Fusilerías

Verlaine para doloridos

En una página insospechada para su erudición, Umberto Eco invita al lector a pensar el insólito estado de estupefacción que experimentaría un marciano del próximo milenio que descubriera de repente un cuadro de Picasso y la descripción de una hermosa mujer en una novela de amor de la misma época, ya que no entendería qué relación existe entre las dos concepciones de belleza.

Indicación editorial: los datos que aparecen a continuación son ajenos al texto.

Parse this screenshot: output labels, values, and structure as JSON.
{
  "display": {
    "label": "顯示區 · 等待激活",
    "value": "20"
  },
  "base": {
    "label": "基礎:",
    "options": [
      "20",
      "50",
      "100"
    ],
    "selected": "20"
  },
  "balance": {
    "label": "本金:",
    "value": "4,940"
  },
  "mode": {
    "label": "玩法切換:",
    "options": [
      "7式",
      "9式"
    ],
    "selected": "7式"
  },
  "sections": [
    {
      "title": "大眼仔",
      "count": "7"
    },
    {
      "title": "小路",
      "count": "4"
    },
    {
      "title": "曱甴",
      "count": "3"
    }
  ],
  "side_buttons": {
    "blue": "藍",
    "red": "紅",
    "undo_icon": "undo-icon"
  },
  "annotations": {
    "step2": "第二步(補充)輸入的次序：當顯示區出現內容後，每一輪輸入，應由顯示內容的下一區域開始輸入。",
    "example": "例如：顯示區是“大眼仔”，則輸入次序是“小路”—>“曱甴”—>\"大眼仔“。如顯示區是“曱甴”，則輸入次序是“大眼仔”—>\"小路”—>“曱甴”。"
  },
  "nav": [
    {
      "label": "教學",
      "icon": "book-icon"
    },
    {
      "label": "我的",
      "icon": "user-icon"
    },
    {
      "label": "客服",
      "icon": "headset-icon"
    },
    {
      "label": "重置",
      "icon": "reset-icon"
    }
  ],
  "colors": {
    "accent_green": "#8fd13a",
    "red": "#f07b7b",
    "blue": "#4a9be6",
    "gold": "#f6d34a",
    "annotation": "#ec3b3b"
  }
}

“De ahí que de vez en cuando debamos hacer un esfuerzo y ver cómo distintos modelos de belleza coexisten en una misma época y cómo otros se remiten unos a otros a través de épocas distintas”, recomienda el medievalista alejandrino en su obra Historia de la belleza (Editorial Debolsillo, 2010). Como la belleza puede ser apolínea y dionisiaca, en la concepción de los antiguos griegos, incluso como proporción y armonía, acaso la poetisa Safo haya resuelto el enigma con un sencillo verso de dimensión homérica: “Bello es lo que se ama”.

El amor irrumpe así en la concepción del adjetivo “bello”. ¿Y el desamor? Hoy, día de conmemoración en la materia, es propicio para revisar algunos poemas de un francés abatido por la decepción en una fase destructiva de alcoholismo, abandono y perturbación, Paul Verlaine (1844-1896), que lo llevó a separarse de su familia y, tras una relación temporal, pegarle dos tiros a Arthur Rimbaud, cuando el autor de Una temporada en el infierno decidió poner fin a esa travesía conjunta.

En el soneto “Angustia”, Verlaine escribe: “Naturaleza, nada tuyo me conmueve, ni los campos/ nutricios, ni el eco bermejo de las pastorales/ sicilianas, ni las pompas auroreales,/ ni la solemnidad doliente de los ocasos./ Me río del Arte, me río del Hombre también, de los cantos,/ de los versos, de los templos griegos y de las torres espirales,/ que se estiran en el cielo vacío de las catedrales, y con igual ojo veo a los buenos que a los malos./ No creo en Dios, abjuro y reniego/ de todo pensamiento, y en cuanto a la vieja ironía,/ el Amor, quisiera que no me hablaran más de él./ Cansado de vivir, teniendo miedo a morir, semejante/ al brick perdido, juguete del flujo y del reflujo,/ mi alma apareja para espantosos naufragios.”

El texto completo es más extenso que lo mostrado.